When Lois went back to Dickinson County, Va., for her family reunion in July, she met with Gilbert and shared with him the information she had dug up on behalf of her own family. (Her research led to a $23,000 payment of back royalties to an elderly aunt.)

For the next seven months, Lois, who edited several Pulitzer Prize winning stories during her own newspaper career,  encouraged Gilbert's work from afar.  By December she and I were both convinced that his work merited consideration for a Pulitzer.

Dan Gilbert had already won two other major journalism prizes when his Pulitzer was announced. Just four years after graduating with honors from the University of Chicago with a degree in international studies, he was being recognized for doing the kind of enterprise journalism that had almost vanished from American newspapers. Corporate ownership of mass media, putting profit before public service, is bankrupting American newspapers not just financially but morally as well.

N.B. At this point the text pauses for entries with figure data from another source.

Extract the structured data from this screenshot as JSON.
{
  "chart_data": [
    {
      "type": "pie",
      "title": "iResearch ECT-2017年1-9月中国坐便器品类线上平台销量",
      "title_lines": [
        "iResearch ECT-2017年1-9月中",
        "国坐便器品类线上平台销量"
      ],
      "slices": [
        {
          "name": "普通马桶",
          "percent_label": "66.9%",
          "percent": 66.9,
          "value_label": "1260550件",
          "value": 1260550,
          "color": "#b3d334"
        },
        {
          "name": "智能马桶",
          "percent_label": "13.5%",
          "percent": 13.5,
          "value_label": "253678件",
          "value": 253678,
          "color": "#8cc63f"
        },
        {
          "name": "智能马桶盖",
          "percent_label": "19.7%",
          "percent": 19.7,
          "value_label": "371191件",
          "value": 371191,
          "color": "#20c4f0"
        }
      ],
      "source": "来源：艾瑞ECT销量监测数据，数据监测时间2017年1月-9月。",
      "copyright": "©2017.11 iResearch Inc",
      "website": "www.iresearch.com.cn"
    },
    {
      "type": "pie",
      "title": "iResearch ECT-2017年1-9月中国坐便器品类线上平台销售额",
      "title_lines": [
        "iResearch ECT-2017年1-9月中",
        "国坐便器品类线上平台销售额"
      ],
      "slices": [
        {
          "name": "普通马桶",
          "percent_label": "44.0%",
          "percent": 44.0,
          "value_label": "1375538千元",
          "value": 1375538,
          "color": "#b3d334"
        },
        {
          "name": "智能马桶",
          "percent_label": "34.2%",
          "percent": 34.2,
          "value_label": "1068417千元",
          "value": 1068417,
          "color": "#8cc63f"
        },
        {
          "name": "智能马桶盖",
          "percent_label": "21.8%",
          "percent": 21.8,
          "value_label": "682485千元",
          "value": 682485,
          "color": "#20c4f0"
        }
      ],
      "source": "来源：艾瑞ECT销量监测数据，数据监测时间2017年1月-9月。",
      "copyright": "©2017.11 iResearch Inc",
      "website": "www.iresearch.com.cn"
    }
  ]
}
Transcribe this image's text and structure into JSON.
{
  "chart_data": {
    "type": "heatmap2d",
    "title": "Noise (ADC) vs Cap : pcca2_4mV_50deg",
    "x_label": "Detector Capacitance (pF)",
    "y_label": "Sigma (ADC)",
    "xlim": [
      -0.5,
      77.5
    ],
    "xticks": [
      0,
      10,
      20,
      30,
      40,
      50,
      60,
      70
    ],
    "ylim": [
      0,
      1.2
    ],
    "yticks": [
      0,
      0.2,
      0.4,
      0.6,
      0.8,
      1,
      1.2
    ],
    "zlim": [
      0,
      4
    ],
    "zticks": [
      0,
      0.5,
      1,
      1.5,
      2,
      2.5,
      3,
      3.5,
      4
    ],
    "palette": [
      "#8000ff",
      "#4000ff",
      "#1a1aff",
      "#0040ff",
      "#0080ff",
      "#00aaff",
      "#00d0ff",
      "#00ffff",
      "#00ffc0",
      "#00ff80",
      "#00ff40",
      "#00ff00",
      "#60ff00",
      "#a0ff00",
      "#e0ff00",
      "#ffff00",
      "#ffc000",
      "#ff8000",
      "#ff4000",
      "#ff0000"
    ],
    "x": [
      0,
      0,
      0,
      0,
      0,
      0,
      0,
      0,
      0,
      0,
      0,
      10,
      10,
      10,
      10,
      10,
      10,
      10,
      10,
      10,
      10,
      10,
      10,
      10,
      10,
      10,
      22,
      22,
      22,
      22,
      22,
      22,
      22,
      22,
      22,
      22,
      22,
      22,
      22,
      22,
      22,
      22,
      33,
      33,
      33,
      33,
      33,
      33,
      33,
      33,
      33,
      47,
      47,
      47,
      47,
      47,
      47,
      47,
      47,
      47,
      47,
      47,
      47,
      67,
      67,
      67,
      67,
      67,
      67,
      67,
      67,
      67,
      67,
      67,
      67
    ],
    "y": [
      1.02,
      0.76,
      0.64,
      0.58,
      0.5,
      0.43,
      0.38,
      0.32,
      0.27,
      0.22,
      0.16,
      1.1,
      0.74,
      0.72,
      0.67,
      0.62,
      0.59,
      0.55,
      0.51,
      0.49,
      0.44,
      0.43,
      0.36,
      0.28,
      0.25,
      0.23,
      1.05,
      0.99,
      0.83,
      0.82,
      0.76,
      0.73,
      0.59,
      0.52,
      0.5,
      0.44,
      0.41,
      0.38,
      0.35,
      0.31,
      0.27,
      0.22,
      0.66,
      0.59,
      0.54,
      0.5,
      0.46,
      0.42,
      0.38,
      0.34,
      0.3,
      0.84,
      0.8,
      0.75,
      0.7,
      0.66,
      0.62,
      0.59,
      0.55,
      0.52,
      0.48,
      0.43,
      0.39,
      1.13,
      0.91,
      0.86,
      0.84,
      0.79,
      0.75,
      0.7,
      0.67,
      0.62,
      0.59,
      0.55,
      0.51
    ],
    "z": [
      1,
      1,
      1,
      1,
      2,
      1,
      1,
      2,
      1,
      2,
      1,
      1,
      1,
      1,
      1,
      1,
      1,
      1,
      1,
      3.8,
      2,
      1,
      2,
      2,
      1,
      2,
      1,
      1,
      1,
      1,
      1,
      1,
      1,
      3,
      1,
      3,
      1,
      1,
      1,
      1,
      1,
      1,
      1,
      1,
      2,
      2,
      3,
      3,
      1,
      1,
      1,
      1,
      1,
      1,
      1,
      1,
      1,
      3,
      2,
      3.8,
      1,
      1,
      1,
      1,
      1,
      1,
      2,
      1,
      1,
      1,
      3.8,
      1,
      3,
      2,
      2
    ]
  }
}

How encouraging it is to see a small paper's management commit the time and resources needed to develop Gilbert's series of stories, which included a reader-accessible online data base that land-owners could check to determine if they were owed royalties from the escrow fund.  Yes, the project was  staggeringly complex, and Mr. Gilbert did indeed "wrap his mind around it," explaining it with a clarity and depth that has triggered cries for and official efforts toward reform.  And more than a million dollars in back royalties have been paid out as a result of his reporting.